Selon un responsable de la section des droits de l’homme de la Minusma, la mission de maintien de la paix au Mali, le nombre des attaques a diminué sur l’année écoulée, alors que le nombre des victimes reste inchangé. « Avant les milices tuaient une, deux ou jusqu’à cinq personnes dans différents zones et de façon continue. Actuellement les attaques ne sont pas nombreuses, mais dès qu’une milice attaque un village peul, par exemple, le nombre de victimes est important », confie à Jeune Afrique un haut responsable chargé des droits de l’homme à la Minusma, sous couvert d’anonymat.

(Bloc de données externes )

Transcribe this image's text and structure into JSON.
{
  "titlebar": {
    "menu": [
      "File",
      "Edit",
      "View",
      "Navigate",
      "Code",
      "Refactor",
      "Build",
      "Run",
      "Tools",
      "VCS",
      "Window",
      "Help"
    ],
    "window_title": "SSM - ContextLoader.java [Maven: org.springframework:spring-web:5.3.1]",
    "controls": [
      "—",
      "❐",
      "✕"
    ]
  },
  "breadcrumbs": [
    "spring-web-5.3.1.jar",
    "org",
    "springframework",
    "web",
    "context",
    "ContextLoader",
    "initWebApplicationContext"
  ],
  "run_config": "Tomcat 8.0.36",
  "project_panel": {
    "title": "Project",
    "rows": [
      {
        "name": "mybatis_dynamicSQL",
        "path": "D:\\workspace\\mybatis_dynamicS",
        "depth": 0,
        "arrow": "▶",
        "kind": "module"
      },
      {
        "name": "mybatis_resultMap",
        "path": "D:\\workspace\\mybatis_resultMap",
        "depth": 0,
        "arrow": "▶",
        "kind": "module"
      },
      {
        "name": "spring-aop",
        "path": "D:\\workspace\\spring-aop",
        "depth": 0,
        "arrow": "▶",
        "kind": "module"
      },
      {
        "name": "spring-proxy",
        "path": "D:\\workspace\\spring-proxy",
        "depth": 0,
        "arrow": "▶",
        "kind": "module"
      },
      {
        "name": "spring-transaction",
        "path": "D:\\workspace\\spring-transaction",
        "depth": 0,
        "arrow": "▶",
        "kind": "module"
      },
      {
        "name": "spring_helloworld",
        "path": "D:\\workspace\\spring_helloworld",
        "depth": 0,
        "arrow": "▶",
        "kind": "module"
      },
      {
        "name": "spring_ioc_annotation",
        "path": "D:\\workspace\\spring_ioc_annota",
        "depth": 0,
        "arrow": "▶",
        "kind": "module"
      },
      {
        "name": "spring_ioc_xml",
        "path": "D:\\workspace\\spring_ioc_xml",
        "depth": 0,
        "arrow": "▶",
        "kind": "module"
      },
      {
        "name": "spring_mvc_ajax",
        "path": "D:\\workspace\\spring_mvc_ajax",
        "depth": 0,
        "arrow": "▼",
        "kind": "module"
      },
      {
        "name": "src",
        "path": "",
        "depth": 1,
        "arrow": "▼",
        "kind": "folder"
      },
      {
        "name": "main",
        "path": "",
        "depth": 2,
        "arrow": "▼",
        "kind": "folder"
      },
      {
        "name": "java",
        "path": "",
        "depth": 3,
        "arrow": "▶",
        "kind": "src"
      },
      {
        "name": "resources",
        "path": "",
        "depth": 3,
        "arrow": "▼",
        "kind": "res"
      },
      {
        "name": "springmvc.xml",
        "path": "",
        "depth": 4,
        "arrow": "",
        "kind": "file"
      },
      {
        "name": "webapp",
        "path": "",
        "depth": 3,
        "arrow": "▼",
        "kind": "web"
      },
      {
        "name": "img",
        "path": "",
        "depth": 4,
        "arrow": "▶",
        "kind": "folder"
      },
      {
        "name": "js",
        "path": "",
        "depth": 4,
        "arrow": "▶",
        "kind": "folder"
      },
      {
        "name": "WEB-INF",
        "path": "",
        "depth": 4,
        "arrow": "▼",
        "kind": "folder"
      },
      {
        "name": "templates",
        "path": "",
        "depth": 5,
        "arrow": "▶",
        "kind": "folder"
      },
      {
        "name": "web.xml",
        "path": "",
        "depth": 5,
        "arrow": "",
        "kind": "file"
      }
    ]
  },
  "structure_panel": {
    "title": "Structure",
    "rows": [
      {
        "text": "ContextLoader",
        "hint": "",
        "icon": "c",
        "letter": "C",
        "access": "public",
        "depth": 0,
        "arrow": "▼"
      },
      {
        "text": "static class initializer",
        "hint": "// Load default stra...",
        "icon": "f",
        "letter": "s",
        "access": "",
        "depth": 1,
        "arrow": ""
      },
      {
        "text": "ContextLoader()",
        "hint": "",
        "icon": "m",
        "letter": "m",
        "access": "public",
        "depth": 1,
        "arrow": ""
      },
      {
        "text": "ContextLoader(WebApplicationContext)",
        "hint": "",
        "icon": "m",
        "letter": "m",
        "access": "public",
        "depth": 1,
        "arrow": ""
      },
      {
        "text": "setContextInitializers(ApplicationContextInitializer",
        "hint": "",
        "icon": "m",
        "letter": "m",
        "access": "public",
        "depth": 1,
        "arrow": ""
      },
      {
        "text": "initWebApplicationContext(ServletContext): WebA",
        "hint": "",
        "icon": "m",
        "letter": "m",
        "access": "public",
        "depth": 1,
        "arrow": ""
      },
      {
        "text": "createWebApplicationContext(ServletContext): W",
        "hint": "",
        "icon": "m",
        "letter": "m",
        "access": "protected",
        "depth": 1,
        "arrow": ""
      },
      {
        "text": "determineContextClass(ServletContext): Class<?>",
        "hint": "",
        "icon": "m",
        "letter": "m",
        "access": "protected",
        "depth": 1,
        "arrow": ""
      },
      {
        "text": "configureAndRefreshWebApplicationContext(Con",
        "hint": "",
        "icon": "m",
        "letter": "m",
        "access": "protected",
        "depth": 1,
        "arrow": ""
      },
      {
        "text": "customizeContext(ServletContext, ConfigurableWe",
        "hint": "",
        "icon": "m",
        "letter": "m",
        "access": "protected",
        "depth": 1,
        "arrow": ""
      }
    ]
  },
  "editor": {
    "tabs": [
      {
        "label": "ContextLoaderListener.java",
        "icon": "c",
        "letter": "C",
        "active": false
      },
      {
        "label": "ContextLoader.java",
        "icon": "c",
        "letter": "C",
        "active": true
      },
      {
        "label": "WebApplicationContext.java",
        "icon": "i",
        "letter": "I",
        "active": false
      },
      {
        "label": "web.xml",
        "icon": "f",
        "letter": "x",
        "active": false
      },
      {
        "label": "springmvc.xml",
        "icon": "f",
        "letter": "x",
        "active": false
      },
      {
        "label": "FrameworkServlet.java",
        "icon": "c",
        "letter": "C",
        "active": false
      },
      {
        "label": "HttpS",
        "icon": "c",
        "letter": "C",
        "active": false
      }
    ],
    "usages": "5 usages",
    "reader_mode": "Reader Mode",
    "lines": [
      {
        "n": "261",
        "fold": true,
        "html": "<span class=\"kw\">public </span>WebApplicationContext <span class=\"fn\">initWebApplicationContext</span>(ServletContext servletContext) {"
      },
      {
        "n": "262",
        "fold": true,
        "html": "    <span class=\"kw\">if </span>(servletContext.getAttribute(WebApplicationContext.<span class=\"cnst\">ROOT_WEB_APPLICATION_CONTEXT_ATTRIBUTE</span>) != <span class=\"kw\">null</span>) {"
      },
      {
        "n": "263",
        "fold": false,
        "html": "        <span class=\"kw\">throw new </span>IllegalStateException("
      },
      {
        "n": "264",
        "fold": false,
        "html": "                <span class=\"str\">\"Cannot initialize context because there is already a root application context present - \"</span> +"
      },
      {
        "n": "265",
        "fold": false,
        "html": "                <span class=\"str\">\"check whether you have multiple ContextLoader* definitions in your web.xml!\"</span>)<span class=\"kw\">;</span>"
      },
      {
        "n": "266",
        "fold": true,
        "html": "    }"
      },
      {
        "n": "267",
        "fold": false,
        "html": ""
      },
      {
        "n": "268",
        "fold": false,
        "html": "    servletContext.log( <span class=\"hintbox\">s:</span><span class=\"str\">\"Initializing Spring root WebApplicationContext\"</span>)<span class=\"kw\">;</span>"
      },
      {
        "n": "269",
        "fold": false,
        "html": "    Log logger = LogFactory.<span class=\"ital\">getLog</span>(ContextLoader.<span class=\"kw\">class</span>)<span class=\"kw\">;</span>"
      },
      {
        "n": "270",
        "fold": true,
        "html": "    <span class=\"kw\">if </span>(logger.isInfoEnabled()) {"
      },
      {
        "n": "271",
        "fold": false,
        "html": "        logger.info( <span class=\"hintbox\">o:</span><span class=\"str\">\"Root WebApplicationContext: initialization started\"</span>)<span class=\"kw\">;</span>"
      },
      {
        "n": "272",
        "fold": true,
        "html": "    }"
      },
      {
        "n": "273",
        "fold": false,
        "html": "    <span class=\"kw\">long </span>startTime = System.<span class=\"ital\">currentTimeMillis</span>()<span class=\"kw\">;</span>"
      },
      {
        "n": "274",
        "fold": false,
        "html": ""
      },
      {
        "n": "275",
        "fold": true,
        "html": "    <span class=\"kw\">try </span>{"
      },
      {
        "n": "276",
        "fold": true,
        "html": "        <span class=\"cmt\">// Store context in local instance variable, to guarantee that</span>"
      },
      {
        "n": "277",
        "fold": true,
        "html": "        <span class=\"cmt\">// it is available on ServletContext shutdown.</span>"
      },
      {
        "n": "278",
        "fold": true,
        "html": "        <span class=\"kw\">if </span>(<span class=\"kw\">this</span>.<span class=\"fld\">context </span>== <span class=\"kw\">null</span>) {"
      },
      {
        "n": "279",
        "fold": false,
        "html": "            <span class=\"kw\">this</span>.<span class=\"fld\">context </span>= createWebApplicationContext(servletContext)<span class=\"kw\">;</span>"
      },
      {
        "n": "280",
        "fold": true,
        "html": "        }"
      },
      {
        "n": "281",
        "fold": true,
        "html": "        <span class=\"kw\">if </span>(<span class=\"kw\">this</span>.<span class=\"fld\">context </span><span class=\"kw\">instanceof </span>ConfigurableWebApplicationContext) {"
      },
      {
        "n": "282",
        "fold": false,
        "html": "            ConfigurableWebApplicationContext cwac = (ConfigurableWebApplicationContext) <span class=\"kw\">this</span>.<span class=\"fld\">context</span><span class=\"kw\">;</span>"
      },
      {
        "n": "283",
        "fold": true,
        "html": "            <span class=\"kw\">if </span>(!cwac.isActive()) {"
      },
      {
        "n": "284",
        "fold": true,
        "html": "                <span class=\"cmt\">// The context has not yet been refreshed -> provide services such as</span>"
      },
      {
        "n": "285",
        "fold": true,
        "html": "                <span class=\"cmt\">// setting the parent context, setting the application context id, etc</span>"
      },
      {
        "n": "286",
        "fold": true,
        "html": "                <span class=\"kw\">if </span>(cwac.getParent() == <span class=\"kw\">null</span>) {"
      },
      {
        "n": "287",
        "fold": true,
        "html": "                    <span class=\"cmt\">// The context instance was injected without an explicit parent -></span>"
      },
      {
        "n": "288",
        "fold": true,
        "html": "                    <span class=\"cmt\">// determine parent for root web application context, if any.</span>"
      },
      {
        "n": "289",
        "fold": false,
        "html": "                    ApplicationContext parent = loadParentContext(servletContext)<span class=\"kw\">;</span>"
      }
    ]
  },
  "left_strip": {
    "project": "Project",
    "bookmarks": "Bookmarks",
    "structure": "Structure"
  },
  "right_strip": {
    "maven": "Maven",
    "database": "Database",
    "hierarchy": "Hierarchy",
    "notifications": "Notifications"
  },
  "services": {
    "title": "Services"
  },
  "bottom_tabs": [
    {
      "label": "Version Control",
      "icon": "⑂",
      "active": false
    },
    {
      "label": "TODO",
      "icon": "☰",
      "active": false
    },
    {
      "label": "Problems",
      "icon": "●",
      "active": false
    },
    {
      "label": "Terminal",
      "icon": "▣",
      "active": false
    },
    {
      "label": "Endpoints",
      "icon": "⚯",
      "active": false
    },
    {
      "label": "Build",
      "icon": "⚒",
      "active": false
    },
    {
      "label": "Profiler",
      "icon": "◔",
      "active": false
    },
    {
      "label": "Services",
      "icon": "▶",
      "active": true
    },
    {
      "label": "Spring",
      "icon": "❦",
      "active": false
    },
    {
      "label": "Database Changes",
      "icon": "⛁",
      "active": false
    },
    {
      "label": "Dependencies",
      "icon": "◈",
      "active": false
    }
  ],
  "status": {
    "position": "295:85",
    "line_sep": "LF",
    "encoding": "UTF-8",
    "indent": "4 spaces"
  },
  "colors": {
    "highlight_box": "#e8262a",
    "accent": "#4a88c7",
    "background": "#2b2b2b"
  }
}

Selon les ONG de défense des droits humains, plusieurs centaines de personnes ont trouvé la mort dans le centre du Mali dans des violences et exactions perpétrées par des milices dozos sur les populations peuls assimilées à des jihadistes qui attaquent l’armée malienne.

>>> À LIRE – [Tribune] Entre faux jihadistes et faux chasseurs traditionnels, les civils piégés dans le centre du Mali

Un « phénomène mondial »

À l’Assemblée nationale, si certains députés ont quitté les lieux sans être complètement convaincus par l’action du gouvernement dans le Centre, d’autres ont tout de même appelé à une union sacrée pour protéger les populations. « Il faut amener les gens dans leur ensemble à parler le langage de la vérité et que chacun joue sa partition dans l’apaisement », a déclaré Lamine Thera, député élu dans la région de Mopti.

« Ce n’est pas une question de communauté, mais ce sont des éléments qui ont infiltré la communauté peule et à travers laquelle ils font des attaques. C’est un phénomène mondial qui n’est pas propre au Mali », a-t-il conclu.